In Search of Identity

By Julio Dourdil-Diniz, Luxembourg

(Note: The writer works at the European Parliament in Luxembourg. Born in Mozambique, he is Goan on his grandmother’s side. He has been a teacher, army interpreter and translator with the BBC Monitoring Service in Reading. )

I’m a regular ‘visitor’ to most Goan websites on the Internet and am very interested in everything connected with Goa and the Goan people. This is basically (but not only) because I am part Goan myself. My grandmother was born and raised in Panaji and emigrated to Mozambique around 1890. She died and is buried there. I went to Goa for the first time in February 1999 and spent two weeks in Salcete (Varca). For the first time in my life, I felt ‘at home’ and among whom I proudly call ‘my people’. It was very important for me to feel that way because I have never had any real ‘roots’. My mother (half-Goan) was born in East Africa and my father is Portuguese. His own father came form Spain and mother from France. My mother tongue is Portuguese, although I speak English at home with my wife and children (my wife is Scottish by birth). I have been been round the world but it was ONLY in Goa that I felt at home.

When I declare how I feel about Goa or mention my Goan ancestors, there is usually a snigger of disbelief or even sarcasm. You know how it usually goes (at least here in Western Europe): "Hello", "How do you do", "Do you live here", and then THE question that always prompts an awkward answer from me, namely "Where do you come from? Are you French, Dutch, English? No?? Well...!!! What ARE you then?", as if  ethnic Europeans were the only "real people" around the Continent.
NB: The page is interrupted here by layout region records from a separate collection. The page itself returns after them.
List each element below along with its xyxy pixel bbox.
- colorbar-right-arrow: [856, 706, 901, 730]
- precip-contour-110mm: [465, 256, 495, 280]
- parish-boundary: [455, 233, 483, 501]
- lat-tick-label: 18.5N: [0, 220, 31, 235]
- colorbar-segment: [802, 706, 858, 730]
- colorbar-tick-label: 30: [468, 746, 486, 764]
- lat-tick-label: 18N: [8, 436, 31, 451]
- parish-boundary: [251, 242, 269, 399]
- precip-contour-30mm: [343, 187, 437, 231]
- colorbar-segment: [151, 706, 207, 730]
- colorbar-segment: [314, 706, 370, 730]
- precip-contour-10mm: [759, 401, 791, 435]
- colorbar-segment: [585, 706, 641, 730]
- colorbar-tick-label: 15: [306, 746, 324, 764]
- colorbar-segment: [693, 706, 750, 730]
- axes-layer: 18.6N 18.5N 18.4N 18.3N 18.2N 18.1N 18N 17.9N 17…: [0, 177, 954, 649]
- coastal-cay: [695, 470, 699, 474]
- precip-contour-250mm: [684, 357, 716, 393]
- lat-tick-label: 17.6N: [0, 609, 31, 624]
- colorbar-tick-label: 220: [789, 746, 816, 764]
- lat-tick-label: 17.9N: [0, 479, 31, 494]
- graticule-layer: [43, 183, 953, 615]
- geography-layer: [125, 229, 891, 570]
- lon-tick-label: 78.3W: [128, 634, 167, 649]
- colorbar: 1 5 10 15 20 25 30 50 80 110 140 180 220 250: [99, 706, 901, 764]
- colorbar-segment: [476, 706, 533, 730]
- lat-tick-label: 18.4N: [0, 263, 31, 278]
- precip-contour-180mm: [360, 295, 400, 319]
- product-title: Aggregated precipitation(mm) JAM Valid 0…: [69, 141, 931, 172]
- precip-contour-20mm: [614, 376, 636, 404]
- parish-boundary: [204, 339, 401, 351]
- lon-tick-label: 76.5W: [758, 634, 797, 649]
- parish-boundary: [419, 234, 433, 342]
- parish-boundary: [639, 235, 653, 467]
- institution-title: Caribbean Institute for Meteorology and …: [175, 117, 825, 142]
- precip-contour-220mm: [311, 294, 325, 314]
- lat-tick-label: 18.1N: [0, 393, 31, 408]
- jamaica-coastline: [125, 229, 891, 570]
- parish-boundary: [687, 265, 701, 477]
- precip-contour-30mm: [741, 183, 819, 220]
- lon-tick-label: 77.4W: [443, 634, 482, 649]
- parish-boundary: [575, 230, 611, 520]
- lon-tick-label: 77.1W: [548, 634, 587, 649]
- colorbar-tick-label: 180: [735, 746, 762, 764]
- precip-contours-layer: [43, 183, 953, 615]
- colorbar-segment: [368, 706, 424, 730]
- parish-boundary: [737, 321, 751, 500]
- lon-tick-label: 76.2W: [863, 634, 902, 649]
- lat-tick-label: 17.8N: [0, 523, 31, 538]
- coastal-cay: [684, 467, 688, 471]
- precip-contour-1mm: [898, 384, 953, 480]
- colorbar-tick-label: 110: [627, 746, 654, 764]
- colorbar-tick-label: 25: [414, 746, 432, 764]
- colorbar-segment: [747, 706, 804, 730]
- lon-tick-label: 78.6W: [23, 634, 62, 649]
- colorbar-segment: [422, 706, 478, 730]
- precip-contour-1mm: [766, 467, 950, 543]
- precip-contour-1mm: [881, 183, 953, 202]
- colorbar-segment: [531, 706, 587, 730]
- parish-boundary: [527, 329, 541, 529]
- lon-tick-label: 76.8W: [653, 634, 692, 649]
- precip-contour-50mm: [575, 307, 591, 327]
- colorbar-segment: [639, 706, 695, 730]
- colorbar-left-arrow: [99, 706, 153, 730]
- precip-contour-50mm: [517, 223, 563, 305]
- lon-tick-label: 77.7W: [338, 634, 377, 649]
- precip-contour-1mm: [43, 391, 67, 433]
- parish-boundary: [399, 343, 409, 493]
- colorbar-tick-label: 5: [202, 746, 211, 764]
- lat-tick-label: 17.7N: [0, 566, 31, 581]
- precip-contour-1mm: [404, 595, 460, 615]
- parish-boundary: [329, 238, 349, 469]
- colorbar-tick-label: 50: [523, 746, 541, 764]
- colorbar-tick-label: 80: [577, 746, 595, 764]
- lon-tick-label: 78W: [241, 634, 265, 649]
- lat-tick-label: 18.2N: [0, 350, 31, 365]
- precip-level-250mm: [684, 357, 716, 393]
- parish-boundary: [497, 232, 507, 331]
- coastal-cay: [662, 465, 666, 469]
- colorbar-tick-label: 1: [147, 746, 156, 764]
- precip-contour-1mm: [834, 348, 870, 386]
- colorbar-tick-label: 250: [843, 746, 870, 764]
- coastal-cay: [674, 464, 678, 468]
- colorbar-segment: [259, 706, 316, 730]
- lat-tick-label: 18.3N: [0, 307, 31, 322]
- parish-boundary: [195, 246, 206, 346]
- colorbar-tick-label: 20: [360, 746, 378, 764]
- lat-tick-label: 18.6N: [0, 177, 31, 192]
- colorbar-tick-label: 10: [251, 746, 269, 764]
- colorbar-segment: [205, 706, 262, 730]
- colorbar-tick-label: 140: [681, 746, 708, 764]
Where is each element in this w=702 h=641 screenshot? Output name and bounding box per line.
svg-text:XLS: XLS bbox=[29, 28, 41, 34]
I refuse to say I'm Portuguese just because my father was born in Portugal. After all, his own father came from Spain and his grandmother from France. I can't say I'm a true Goenkar either (alas...!) just because my mother was Eurasian and my grandmother a real Goan, born in Panaji and raised in Salcete. And when I say that I'm Mozambican (where I was born and spent my childhood and adolescence, plus the first years of my married life), people just laugh and say:" Oh, funny Mozambican you are, with such a white skin!". To this I usually say that the Yanks are not particularly 'red-skinned', unlike the true natives of North America, neither are the Australian emigrants particularly 'brown' either and yet they are naturally accepted as "Americans" and "Australians" just the same.

It is true that as the years go by, Goans outside Goa will probably get increasingly mixed (racially and probably culturally as well). I myself am a good example of that, aren't I? Most people think I'm Belgian, French, sometimes even Swiss, God knows why, and that's why they express surprise and disbelief when I tell them that I'm partly Goan and partly Portuguese, with some French blood thrown in as well ("Dourdil" is a French surname from the Languedoc-Roussillon, in the South-West of France). They dismiss it instantly and refuse to believe me, and the subject is immediately dropped because they tend to feel uncomfortable about it.

Now, when I was in Goa last February I suddenly realized that for the very first time in my life I was surrounded by people whose identity (just like mine) is MIXED - Roman Catholic (or ex-R.C.) Eurasians, basically. Not all, of course, but many, surely. I know that not all Goans are Catholic - I was one, for a few years, but not anymore. I now feel closer to the Buddhists than to the Christians, even though I don't belong to any Church.

But Goan attitudes are the same as the one I found at my grandmother's home, and to me she was the kindest person in the family. I can't explain my feelings very objectively. It is certainly not only a question of ethnic or cultural affinity - even though I'm beginning to find that more important now than I did in the past because it makes communication and contact easier. It is a special attitude towards Life as a whole. I found in Goa, not only among the Catholics but also among the Hindus, a "dimension" that I feel is sadly lacking in Western Europe - I don't know how to describe it: maybe a certain "respect" for some kind of "Force" that surpasses us, for something more powerful than us, something that we cannot grasp but nevertheless exists, some kind of living "link" with "Something" above and beyond us - and their belief that "we are not alone", if you see what I mean. I could use the word "God" or "religious feeling", but I'd rather not, because these words have been corrupted and often lead to misunderstandings.